SD: Conventional or traditional testing usually involves a battery of tests, including standard stool bacterial culture, pathogen-specific assays, electron microscopy (though not commonly used), and ova and parasite microscopy exam. There are a variety of pathogen-specific assays available, and they could be antigen-based or nucleic-acid-based (PCR). The most commonly used in clinical practice are norovirus PCR, Giardia and cryptosporidium DFAs, and a number of different tests for detection of C. difficile.
Testing for C. difficile is particularly challenging in pediatric patients because of the high rate of colonization, particularly in children under one year of age. Additionally, what role E. coli pathotypes play in disease in high-income countries is not fully understood.

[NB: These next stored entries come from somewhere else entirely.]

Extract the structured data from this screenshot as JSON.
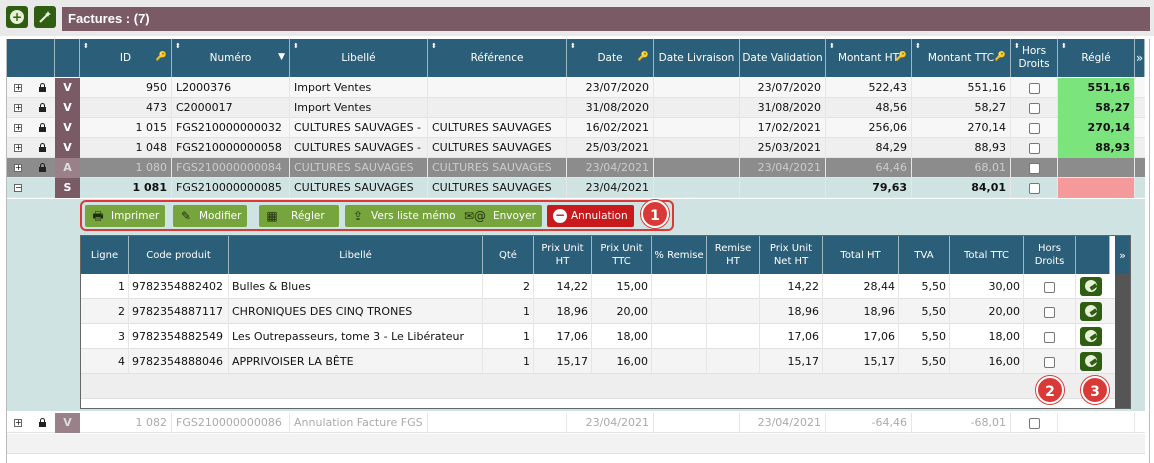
{
  "toolbar": {
    "add_icon": "plus-circle-icon",
    "wand_icon": "magic-wand-icon"
  },
  "title": "Factures : (7)",
  "columns": {
    "id": "ID",
    "numero": "Numéro",
    "libelle": "Libellé",
    "reference": "Référence",
    "date": "Date",
    "date_livraison": "Date Livraison",
    "date_validation": "Date Validation",
    "montant_ht": "Montant HT",
    "montant_ttc": "Montant TTC",
    "hors_droits_1": "Hors",
    "hors_droits_2": "Droits",
    "regle": "Réglé"
  },
  "rows": [
    {
      "exp": "+",
      "status": "V",
      "id": "950",
      "numero": "L2000376",
      "libelle": "Import Ventes",
      "reference": "",
      "date": "23/07/2020",
      "date_validation": "23/07/2020",
      "montant_ht": "522,43",
      "montant_ttc": "551,16",
      "regle": "551,16"
    },
    {
      "exp": "+",
      "status": "V",
      "id": "473",
      "numero": "C2000017",
      "libelle": "Import Ventes",
      "reference": "",
      "date": "31/08/2020",
      "date_validation": "31/08/2020",
      "montant_ht": "48,56",
      "montant_ttc": "58,27",
      "regle": "58,27"
    },
    {
      "exp": "+",
      "status": "V",
      "id": "1 015",
      "numero": "FGS210000000032",
      "libelle": "CULTURES SAUVAGES -",
      "reference": "CULTURES SAUVAGES",
      "date": "16/02/2021",
      "date_validation": "17/02/2021",
      "montant_ht": "256,06",
      "montant_ttc": "270,14",
      "regle": "270,14"
    },
    {
      "exp": "+",
      "status": "V",
      "id": "1 048",
      "numero": "FGS210000000058",
      "libelle": "CULTURES SAUVAGES -",
      "reference": "CULTURES SAUVAGES",
      "date": "25/03/2021",
      "date_validation": "25/03/2021",
      "montant_ht": "84,29",
      "montant_ttc": "88,93",
      "regle": "88,93"
    },
    {
      "exp": "+",
      "status": "A",
      "id": "1 080",
      "numero": "FGS210000000084",
      "libelle": "CULTURES SAUVAGES",
      "reference": "CULTURES SAUVAGES",
      "date": "23/04/2021",
      "date_validation": "23/04/2021",
      "montant_ht": "64,46",
      "montant_ttc": "68,01",
      "regle": ""
    },
    {
      "exp": "−",
      "status": "S",
      "id": "1 081",
      "numero": "FGS210000000085",
      "libelle": "CULTURES SAUVAGES",
      "reference": "CULTURES SAUVAGES",
      "date": "23/04/2021",
      "date_validation": "",
      "montant_ht": "79,63",
      "montant_ttc": "84,01",
      "regle": ""
    }
  ],
  "actions": {
    "imprimer": "Imprimer",
    "modifier": "Modifier",
    "regler": "Régler",
    "vers_liste_memo": "Vers liste mémo",
    "envoyer": "Envoyer",
    "annulation": "Annulation"
  },
  "annotations": {
    "a1": "1",
    "a2": "2",
    "a3": "3"
  },
  "sub_columns": {
    "ligne": "Ligne",
    "code_produit": "Code produit",
    "libelle": "Libellé",
    "qte": "Qté",
    "prix_unit_ht_1": "Prix Unit",
    "prix_unit_ht_2": "HT",
    "prix_unit_ttc_1": "Prix Unit",
    "prix_unit_ttc_2": "TTC",
    "pct_remise": "% Remise",
    "remise_ht": "Remise HT",
    "prix_net_1": "Prix Unit",
    "prix_net_2": "Net HT",
    "total_ht": "Total HT",
    "tva": "TVA",
    "total_ttc": "Total TTC",
    "hors_droits_1": "Hors",
    "hors_droits_2": "Droits"
  },
  "lines": [
    {
      "ligne": "1",
      "code": "9782354882402",
      "libelle": "Bulles & Blues",
      "qte": "2",
      "pu_ht": "14,22",
      "pu_ttc": "15,00",
      "pu_net": "14,22",
      "total_ht": "28,44",
      "tva": "5,50",
      "total_ttc": "30,00"
    },
    {
      "ligne": "2",
      "code": "9782354887117",
      "libelle": "CHRONIQUES DES CINQ TRONES",
      "qte": "1",
      "pu_ht": "18,96",
      "pu_ttc": "20,00",
      "pu_net": "18,96",
      "total_ht": "18,96",
      "tva": "5,50",
      "total_ttc": "20,00"
    },
    {
      "ligne": "3",
      "code": "9782354882549",
      "libelle": "Les Outrepasseurs, tome 3 - Le Libérateur",
      "qte": "1",
      "pu_ht": "17,06",
      "pu_ttc": "18,00",
      "pu_net": "17,06",
      "total_ht": "17,06",
      "tva": "5,50",
      "total_ttc": "18,00"
    },
    {
      "ligne": "4",
      "code": "9782354888046",
      "libelle": "APPRIVOISER LA BÊTE",
      "qte": "1",
      "pu_ht": "15,17",
      "pu_ttc": "16,00",
      "pu_net": "15,17",
      "total_ht": "15,17",
      "tva": "5,50",
      "total_ttc": "16,00"
    }
  ],
  "last_row": {
    "exp": "+",
    "status": "V",
    "id": "1 082",
    "numero": "FGS210000000086",
    "libelle": "Annulation Facture FGS",
    "date": "23/04/2021",
    "date_validation": "23/04/2021",
    "montant_ht": "-64,46",
    "montant_ttc": "-68,01"
  },
  "colors": {
    "header": "#2b5e78",
    "title_bar": "#7a5a64",
    "paid": "#7ce47c",
    "unpaid": "#f49a9a",
    "action": "#77a53d",
    "cancel": "#c8191d",
    "annotation": "#d93a38"
  }
}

Other challenges with traditional testing include:
SD: For normal healthy children, this is somewhat of a complicated question and we tried to answer this in our recently published study1. Ideally, testing would help to limit inappropriate treatment, get patients on appropriate treatment quicker, and improve overall clinical outcomes, including shorter hospital stays, decreased ancillary testing, etc.
Results are most impactful where a treatable pathogen is detected. In enabling the rapid prescription of appropriate therapy, patients would presumably improve in a much shorter period of time. Testing is also impactful in those who are immunocompromised or who have underlying gastrointestinal disease, as this helps decide if their symptoms are due to an infection or another cause.
Some institutions also use testing to help inform infection control practices through the isolation of patients. We use testing to help inform these decisions too, but we primarily isolate children in the hospital based on their symptoms and so testing doesn’t have as big of an impact.
The BioFire® FilmArray® GI Panel is a rapid PCR test that identifies 22 of the most common pathogens associated with gastroenteritis - including 13 bacteria, five viruses, and four parasites - all from one patient sample, with results available in about one hour.
SD: The overall promise of syndromic testing, offered by solutions such as the BioFire® FilmArray® Gastrointestinal (GI) Panel, is comprehensive testing, but it also offers greatly improved turnaround times, increased sensitivity, increased pathogen detection, and simplified ordering strategies, which are all designed to hopefully lead to better clinical outcomes. The resultant streamlined workflow also has a huge impact on lab efficiency.
However, there are also considerations to take into account due to the variability in the presentation and action of different microorganisms. It can be difficult to differentiate colonization or asymptomatic carriage from the true cause of symptoms and some pathogens are shed for a longer period of time, so what you are detecting now may have been from a previous infection and not the current cause of a patient’s symptoms. There are also downstream concerns including the identification of misleading causes and the overtreatment of pathogens of unclear significance.
SD: The biggest challenge currently is diagnostic stewardship – trying to understand and identify which groups of patients will benefit most from syndromic panel testing and then implementing ordering strategies to target these patients – an issue we discussed in a recent publication2.
I think there is also a movement to be able to ‘pick and choose’ from a menu and only test for the pathogens you want to. On some level, this defeats the purpose of some of the advantages of syndromic testing but addresses some of the concerns around over-testing, for example, we have taken this approach at our hospital and providers can now order a gastrointestinal pathogen panel with and without C. difficile.